Ty Moore, Socialist Alternative, CWI, USA
But the day before the rally officials from UAW Local 651 [union branch] called off the event, citing a minor snowstorm as an excuse.
Still, upwards of 75 workers formed a lively picket line, most of them supporters of Soldiers of Solidarity (SOS), the fighting opposition movement within the United Auto Workers who initiated the idea for the protest.
The cancellation of the picket and rally had more to do with politics than snow. The union leaders feared the event would increase the influence of SOS dissidents at their expense. After all, while the leadership had done little to mobilise for the rally, supporters of SOS had spent weeks spreading word on the shop floor and community.

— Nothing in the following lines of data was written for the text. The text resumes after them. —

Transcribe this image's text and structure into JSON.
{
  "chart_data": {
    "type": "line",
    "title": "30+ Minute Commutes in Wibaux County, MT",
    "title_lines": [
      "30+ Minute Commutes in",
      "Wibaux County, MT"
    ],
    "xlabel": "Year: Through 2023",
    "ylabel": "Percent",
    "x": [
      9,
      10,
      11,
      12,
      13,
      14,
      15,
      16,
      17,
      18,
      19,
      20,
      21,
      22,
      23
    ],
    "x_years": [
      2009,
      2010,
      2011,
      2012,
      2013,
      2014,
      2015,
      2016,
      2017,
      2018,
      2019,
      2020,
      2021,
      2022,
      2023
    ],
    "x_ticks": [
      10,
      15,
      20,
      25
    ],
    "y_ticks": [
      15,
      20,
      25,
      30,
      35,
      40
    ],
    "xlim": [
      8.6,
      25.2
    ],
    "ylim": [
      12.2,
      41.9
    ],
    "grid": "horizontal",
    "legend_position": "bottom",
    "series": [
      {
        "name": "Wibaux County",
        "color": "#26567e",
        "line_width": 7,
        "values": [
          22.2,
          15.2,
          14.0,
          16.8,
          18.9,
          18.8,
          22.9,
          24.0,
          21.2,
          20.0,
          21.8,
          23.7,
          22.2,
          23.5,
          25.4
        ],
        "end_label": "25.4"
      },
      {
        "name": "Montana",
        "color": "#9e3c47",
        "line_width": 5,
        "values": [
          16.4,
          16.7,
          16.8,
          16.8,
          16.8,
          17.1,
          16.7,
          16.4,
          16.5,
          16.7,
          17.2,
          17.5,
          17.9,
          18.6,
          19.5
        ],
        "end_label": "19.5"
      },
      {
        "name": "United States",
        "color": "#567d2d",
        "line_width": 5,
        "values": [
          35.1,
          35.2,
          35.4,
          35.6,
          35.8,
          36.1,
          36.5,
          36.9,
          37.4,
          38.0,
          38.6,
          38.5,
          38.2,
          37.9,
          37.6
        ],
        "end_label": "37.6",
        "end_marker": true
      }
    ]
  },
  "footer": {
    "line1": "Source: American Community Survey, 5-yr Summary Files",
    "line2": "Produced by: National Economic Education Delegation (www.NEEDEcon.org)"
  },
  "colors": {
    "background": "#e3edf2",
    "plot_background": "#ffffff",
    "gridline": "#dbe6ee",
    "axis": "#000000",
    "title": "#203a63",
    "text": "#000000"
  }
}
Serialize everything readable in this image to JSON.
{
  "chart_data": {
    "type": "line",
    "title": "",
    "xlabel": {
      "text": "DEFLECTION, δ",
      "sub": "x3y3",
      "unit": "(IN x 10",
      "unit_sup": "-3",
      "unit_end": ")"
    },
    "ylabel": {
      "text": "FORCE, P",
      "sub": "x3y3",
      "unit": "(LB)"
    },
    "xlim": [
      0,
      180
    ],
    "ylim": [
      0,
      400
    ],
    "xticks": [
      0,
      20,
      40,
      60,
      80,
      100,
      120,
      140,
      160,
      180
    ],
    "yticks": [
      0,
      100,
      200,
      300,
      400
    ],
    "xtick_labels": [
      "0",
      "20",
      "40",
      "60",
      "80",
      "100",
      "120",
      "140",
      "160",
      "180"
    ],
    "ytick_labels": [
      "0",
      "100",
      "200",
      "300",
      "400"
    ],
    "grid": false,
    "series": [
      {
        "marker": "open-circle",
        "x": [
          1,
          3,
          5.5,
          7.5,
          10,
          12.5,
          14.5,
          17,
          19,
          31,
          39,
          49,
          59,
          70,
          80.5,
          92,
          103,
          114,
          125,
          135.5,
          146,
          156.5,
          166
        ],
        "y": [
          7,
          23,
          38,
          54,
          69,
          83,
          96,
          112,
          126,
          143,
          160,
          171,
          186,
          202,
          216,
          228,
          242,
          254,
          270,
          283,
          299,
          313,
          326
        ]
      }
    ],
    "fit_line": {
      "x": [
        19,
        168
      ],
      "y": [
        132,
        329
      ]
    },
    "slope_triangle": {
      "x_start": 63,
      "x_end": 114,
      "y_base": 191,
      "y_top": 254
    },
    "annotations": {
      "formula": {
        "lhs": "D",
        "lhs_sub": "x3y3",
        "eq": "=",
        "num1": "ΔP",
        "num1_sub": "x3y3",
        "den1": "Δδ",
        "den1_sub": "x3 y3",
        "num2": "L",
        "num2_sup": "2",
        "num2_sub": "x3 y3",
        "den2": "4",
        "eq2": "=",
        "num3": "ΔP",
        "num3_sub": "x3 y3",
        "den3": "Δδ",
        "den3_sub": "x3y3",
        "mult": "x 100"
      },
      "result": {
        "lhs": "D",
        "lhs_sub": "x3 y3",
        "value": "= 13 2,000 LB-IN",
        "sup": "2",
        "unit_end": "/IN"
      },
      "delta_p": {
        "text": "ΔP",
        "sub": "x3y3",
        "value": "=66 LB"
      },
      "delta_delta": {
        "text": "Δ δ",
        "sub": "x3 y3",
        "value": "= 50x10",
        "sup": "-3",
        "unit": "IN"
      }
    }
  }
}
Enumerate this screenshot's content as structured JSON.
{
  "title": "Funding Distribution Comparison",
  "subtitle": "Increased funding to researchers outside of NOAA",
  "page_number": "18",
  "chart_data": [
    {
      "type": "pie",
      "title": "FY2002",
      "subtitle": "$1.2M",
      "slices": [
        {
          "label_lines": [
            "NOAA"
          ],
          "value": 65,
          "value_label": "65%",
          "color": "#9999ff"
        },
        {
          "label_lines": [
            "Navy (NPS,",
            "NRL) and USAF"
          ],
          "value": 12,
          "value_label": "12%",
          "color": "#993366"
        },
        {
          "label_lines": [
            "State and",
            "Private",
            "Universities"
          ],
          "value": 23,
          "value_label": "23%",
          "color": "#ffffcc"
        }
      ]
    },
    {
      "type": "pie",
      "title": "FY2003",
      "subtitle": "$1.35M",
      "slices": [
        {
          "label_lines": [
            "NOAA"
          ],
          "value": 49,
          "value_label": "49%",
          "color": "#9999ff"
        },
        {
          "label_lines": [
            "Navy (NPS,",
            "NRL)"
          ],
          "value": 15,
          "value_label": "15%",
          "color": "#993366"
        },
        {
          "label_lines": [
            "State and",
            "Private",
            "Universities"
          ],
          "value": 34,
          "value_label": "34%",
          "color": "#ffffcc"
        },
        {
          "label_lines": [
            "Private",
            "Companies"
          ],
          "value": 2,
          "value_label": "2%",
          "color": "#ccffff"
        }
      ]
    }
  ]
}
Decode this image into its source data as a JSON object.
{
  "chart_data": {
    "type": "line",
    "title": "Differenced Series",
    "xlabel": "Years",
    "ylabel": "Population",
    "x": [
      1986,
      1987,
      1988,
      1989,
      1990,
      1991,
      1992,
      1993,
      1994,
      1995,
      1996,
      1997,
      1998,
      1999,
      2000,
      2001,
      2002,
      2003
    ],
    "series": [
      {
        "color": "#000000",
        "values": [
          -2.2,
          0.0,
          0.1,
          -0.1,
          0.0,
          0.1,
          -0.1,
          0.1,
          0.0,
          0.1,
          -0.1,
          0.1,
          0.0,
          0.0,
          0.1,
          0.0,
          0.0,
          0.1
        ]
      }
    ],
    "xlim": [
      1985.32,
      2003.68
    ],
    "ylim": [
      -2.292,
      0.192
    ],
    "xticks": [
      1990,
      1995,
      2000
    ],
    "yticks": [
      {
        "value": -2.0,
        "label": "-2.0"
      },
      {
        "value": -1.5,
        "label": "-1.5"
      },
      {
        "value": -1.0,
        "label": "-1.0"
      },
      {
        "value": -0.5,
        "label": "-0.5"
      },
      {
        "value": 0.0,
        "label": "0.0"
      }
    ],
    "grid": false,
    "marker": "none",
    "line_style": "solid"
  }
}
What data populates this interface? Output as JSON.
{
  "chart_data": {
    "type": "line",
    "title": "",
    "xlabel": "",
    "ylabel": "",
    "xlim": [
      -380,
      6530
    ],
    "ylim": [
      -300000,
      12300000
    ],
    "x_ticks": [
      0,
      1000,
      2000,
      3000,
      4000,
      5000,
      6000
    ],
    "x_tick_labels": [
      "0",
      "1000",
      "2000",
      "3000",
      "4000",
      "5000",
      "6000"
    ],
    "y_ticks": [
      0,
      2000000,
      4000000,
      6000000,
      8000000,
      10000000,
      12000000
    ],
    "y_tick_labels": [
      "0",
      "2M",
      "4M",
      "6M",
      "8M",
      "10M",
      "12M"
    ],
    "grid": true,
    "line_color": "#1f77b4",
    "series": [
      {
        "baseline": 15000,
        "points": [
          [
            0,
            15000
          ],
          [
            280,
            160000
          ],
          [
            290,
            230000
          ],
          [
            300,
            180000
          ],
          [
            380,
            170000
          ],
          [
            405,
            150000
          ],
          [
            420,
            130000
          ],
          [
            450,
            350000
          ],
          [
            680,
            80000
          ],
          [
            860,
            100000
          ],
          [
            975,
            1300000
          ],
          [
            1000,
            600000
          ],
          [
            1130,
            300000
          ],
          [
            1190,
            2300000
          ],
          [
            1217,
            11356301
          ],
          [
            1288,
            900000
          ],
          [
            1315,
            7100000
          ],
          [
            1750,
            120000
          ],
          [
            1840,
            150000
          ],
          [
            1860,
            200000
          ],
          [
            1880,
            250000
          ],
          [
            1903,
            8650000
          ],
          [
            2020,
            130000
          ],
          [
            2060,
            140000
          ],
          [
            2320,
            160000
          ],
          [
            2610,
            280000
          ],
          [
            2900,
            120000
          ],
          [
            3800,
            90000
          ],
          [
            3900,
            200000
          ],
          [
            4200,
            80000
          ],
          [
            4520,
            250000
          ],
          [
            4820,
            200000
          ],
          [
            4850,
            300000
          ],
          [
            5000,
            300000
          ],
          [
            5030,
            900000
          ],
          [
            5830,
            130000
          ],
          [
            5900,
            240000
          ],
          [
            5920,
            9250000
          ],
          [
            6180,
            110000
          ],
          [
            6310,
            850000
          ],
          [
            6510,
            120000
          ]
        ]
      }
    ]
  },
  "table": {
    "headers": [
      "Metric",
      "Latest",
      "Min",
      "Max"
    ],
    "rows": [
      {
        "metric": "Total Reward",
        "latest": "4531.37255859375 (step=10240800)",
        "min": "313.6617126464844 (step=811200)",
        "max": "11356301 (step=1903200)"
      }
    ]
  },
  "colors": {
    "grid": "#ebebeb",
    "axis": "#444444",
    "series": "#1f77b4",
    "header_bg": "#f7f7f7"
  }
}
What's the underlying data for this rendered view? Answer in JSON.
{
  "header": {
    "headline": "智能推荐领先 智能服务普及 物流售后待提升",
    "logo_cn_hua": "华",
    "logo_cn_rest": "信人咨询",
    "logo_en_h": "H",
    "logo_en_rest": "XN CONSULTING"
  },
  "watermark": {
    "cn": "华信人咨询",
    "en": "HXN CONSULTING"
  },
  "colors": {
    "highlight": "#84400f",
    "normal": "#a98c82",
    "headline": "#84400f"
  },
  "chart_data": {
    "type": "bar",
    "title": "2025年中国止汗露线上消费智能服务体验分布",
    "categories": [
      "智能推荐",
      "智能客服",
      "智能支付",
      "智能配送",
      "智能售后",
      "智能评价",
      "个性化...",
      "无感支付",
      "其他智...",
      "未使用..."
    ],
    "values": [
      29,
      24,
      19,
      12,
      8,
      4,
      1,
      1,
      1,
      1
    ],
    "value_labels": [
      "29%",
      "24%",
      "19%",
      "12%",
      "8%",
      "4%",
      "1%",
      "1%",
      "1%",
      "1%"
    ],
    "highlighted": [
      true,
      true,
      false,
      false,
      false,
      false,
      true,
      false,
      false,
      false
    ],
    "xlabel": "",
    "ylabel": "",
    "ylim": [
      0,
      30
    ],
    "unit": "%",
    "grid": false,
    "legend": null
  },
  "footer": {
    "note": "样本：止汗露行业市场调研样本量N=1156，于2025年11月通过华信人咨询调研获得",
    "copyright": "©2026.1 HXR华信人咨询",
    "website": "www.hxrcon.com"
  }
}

The day before the picket the Local leadership passed out leaflets and called members' homes to tell to tell them the picket and rally were cancelled.
This sabotage is consistent with the methods of the UAW leadership in general. But how to fight this? Todd Jordan, a prominent SOS activist, said: "It's going to take solidarity, real unionism from the bottom up, worker to worker, educating other union members on the shop floor."
"Its extremely disheartening," Jordan continued. "This bureaucracy tells us to wait and see. They hold rallies, but they don't tell us anything... they tell us to vote for Democrats, but that's not what the people want to hear; they want to come out and they want to fight back."
Delphi delays to avoid strike
THE RALLY was timed to precede Delphi's bid to cancel its contracts with the auto workers in bankruptcy court, allowing the company to unilaterally impose massive wage and benefit cutbacks and lay off over two-thirds of its North American workforce.
But on Friday Delphi announced it would put off such a request for six weeks to continue negotiations with the UAW in hopes of avoiding a strike. A strike would cripple both Delphi and General Motors, which relies on Delphi workers for auto parts.
SOS has been holding mass meetings across the region, demanding the UAW organise members to 'work to rule'.
This is designed to prevent Delphi from stockpiling inventory to ride out a strike.
The Soldiers of Solidarity network is among the most exciting developments in the US labour movement today. It is an important sign of things to come as attacks on autoworkers and the American working class intensify.